La qualité de la réception. Un signal faible, capté à travers une masse métallique, donne une mesure bruitée.

Le multi-constellation

Les traceurs modernes ne captent pas uniquement le GPS américain. Ils exploitent aussi les constellations européenne, russe et chinoise.

L'intérêt n'est pas d'obtenir une meilleure précision théorique, la physique reste la même, mais d'avoir plus de satellites visibles.

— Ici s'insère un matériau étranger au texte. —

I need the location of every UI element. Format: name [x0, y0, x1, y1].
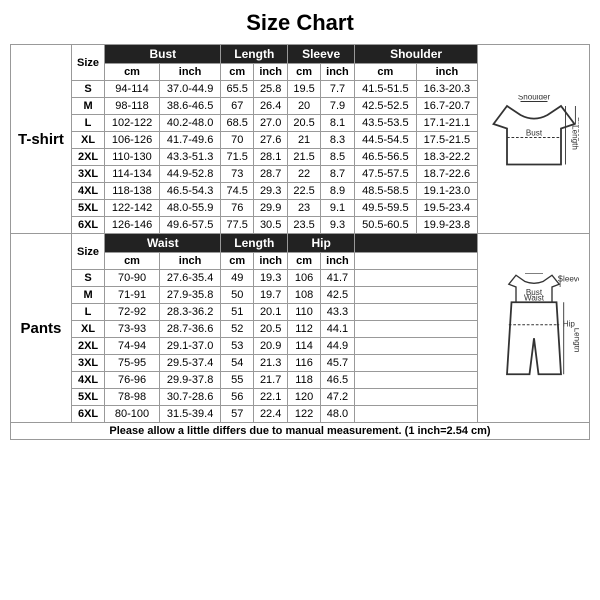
tshirt-diagram-cell: Shoulder Sleeve Bust Length: [478, 45, 590, 234]
hip-cm-header: cm: [288, 253, 321, 270]
tshirt-shoulder-header: Shoulder: [355, 45, 478, 64]
plen-cm-header: cm: [221, 253, 254, 270]
slv-cm-header: cm: [288, 64, 321, 81]
bust-inch-header: inch: [159, 64, 221, 81]
plen-inch-header: inch: [254, 253, 288, 270]
sho-cm-header: cm: [355, 64, 417, 81]
hip-inch-header: inch: [320, 253, 354, 270]
tshirt-size-header: Size: [71, 45, 104, 81]
svg-text:Sleeve: Sleeve: [557, 274, 578, 283]
tshirt-sleeve-header: Sleeve: [288, 45, 355, 64]
svg-text:Waist: Waist: [524, 293, 545, 302]
tshirt-bust-header: Bust: [105, 45, 221, 64]
bust-cm-header: cm: [105, 64, 160, 81]
svg-text:Length: Length: [570, 125, 578, 150]
svg-text:Shoulder: Shoulder: [517, 272, 550, 274]
pants-length-header: Length: [221, 234, 288, 253]
size-chart-table: T-shirt Size Bust Length Sleeve Shoulder…: [10, 44, 590, 440]
tlen-cm-header: cm: [221, 64, 254, 81]
pants-label: Pants: [11, 234, 72, 423]
tshirt-length-header: Length: [221, 45, 288, 64]
tlen-inch-header: inch: [254, 64, 288, 81]
footer-note: Please allow a little differs due to man…: [11, 423, 590, 440]
pants-diagram-placeholder: [355, 234, 478, 253]
pants-diagram-cell: Shoulder Sleeve Bust Waist Hip: [478, 234, 590, 423]
pants-svg: Shoulder Sleeve Bust Waist Hip: [489, 272, 579, 382]
pants-waist-header: Waist: [105, 234, 221, 253]
pants-size-header: Size: [71, 234, 104, 270]
svg-text:Shoulder: Shoulder: [517, 95, 550, 102]
wst-cm-header: cm: [105, 253, 160, 270]
wst-inch-header: inch: [159, 253, 221, 270]
svg-text:Bust: Bust: [526, 129, 543, 138]
page-title: Size Chart: [10, 10, 590, 36]
svg-text:Length: Length: [572, 327, 579, 352]
pants-hip-header: Hip: [288, 234, 355, 253]
sho-inch-header: inch: [416, 64, 478, 81]
tshirt-label: T-shirt: [11, 45, 72, 234]
slv-inch-header: inch: [320, 64, 354, 81]
tshirt-svg: Shoulder Sleeve Bust Length: [489, 95, 579, 180]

Plus de satellites, c'est une meilleure géométrie, une acquisition plus rapide, et une position possible dans des environnements où une seule constellation ne suffirait pas : rue étroite, vallée encaissée, cour d'immeuble.

Le gain est donc surtout une question de disponibilité : obtenir une position là où on n'en aurait pas eu du tout.

Effet secondaire non négligeable pour un appareil sur piles : une acquisition plus rapide, c'est moins d'énergie dépensée par position.

Les autres modes de localisation

Quand le ciel n'est pas visible, certains appareils basculent sur d'autres méthodes, avec des précisions très différentes.

Le balayage WiFi. L'appareil relève les réseaux visibles autour de lui ; leur combinaison permet d'estimer une position. Précision typique de quelques dizaines de mètres, mais disponible en intérieur, là où le satellite ne donne rien. Le GRIFFIN en dispose.

La position cellulaire. Estimée à partir des antennes vues. Précision très grossière, plusieurs centaines de mètres, parfois plus en zone rurale. C'est un dernier recours, qui donne un ordre de grandeur plutôt qu'une position.

Une bonne plateforme indique la source de chaque position. Confondre une position satellite à cinq mètres et une position cellulaire à deux kilomètres conduit à des conclusions absurdes, croire qu'un équipement a bougé alors qu'il n'a pas quitté sa place.

De quelle précision avez-vous besoin

C'est la question utile, et la réponse est souvent : moins que ce que vous croyez.

Retrouver un équipement sur un site : quelques dizaines de mètres suffisent. Vous cherchez le bon parking, pas le bon emplacement.

Savoir si un équipement a quitté une zone : la précision compte seulement par rapport à la taille de la zone. C'est pour cela qu'une géofence trop petite produit des fausses alertes, voir notre article sur les géofences.

Reconstituer un trajet : là, la précision se voit. Une trace bruitée donne des distances légèrement surévaluées et des passages approximatifs.

Distinguer deux emplacements voisins : c'est le seul cas exigeant, et c'est celui où un traceur montre ses limites. Savoir sur quel quai précis se trouve une remorque dans une cour de vingt mètres n'est pas garanti.

Ce qui améliore réellement la précision sur le terrain

Pas le choix du modèle, dans la plupart des cas : l'emplacement de pose.

Un appareil avec une vue dégagée du ciel donne de bonnes positions. Le même appareil sous une masse métallique donne des positions dégradées, ou pas de position du tout. L'écart entre un bon et un mauvais emplacement dépasse largement l'écart entre deux modèles.

C'est l'une des raisons pour lesquelles il vaut la peine de vérifier la première remontée avant de quitter le site : c'est là que se règle la qualité de tout ce qui suivra.